Tuesday, June 2, 2009

Cold War

In the last post it was proposed how to model a computer trading system that would be capable of analyzing the behavior of all participants in the stock market, calibrating its own predictions, and making trades accordingly. Now we'll see the reasons why this method introduces yet more exotic behavior into the stock market, making it difficult to realize the profit that would otherwise be expected.

The first reason is simply the presence of intermittent trades with effectively random timing from the perspective of the software. The Leeroy Jenkins effect is most powerful against weak patterns. Stronger, more self-sustaining patterns will require a larger Leeroy event to upset.

Secondly, there are news events in the future that are effectively random. The initial impact will be beyond the design of such a system. Only after it receives new data that can measure the reaction amongst fundamental investors can the system recalibrate itself to meet the changing conditions.

Less importantly, the model written in the last post makes some assumptions.
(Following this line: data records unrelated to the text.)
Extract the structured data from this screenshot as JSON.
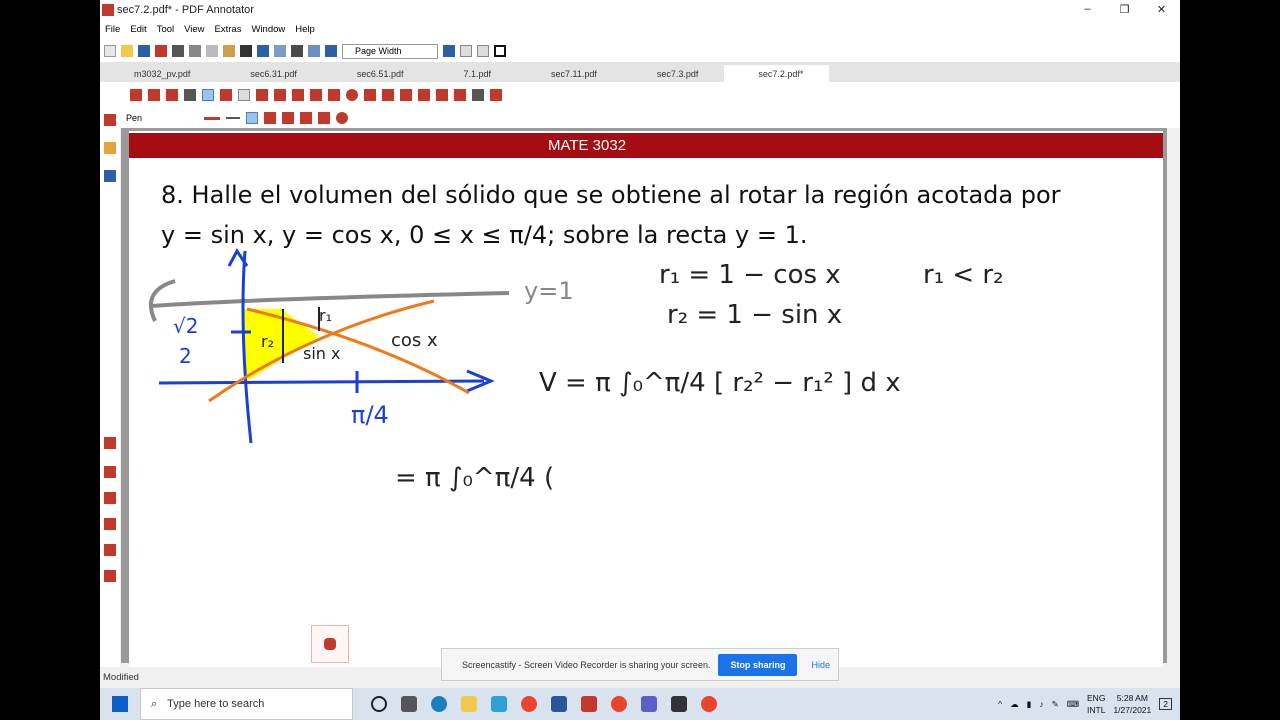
{
  "window": {
    "title": "sec7.2.pdf* - PDF Annotator",
    "controls": [
      "–",
      "❐",
      "✕"
    ]
  },
  "menu": [
    "File",
    "Edit",
    "Tool",
    "View",
    "Extras",
    "Window",
    "Help"
  ],
  "toolbar": {
    "zoom_mode": "Page Width"
  },
  "tabs": [
    "m3032_pv.pdf",
    "sec6.31.pdf",
    "sec6.51.pdf",
    "7.1.pdf",
    "sec7.11.pdf",
    "sec7.3.pdf",
    "sec7.2.pdf*"
  ],
  "active_tab": "sec7.2.pdf*",
  "tool_label": "Pen",
  "page": {
    "header": "MATE 3032",
    "problem_line1": "8. Halle el volumen del sólido que se obtiene al rotar la región acotada por",
    "problem_line2": "y = sin x, y = cos x, 0 ≤ x ≤ π/4; sobre la recta y = 1."
  },
  "status": "Modified",
  "share_toast": {
    "message": "Screencastify - Screen Video Recorder is sharing your screen.",
    "stop": "Stop sharing",
    "hide": "Hide"
  },
  "taskbar": {
    "search_placeholder": "Type here to search",
    "lang1": "ENG",
    "lang2": "INTL",
    "time": "5:28 AM",
    "date": "1/27/2021",
    "notifications": "2"
  },
  "colors": {
    "banner": "#a50d12",
    "ink_blue": "#1a3fd6",
    "ink_orange": "#f07a1a",
    "highlight": "#ffff00"
  }
}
One is that traders continue using the same tools over and over again and that the popularity of indicators changes at a slow pace relative to trading regimes.
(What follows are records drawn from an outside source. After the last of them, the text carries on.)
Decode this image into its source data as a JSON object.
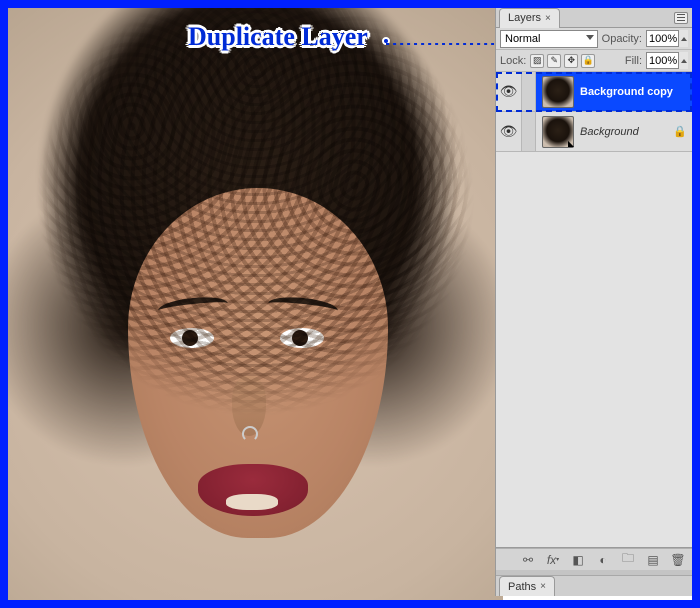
{
  "callout": {
    "label": "Duplicate Layer"
  },
  "panel": {
    "tab_label": "Layers",
    "paths_label": "Paths",
    "blend_mode": "Normal",
    "opacity_label": "Opacity:",
    "opacity_value": "100%",
    "lock_label": "Lock:",
    "fill_label": "Fill:",
    "fill_value": "100%",
    "layers": [
      {
        "name": "Background copy",
        "selected": true,
        "locked": false
      },
      {
        "name": "Background",
        "selected": false,
        "locked": true
      }
    ]
  }
}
A very dangerous assumptions is that no other computer systems with unknown behavior and unknown influence on the stock price. In reality there are many such systems, and by getting a step ahead, all that happens is a new type of feedback in introduced. Since none of the computers know precisely what the others model is or what the trading implementation is, effectively all computer trading systems are tied up in a constant poker game. Dead reckoning and playing the cards right (from a programming perspective) might still be, on the whole, a reliable strategy, but the notion of predicting, much less controlling the stock market at the most granular levels to create wide-reaching patterns is far fetched.



Essentially, the picture of the stock market is shaping up to be a bit like a system of springs, weights, and dampers, with some of the springs trying to consciously understand the system, but because the knowledge of the system and interaction with it changes the spring, and thereby the system, this consciousness is always just out of reach. In short it's impossible to predict the chaotic dynamics of the market when characterization thereof influences participation, changing the system at its most fundamental level, trades and traders.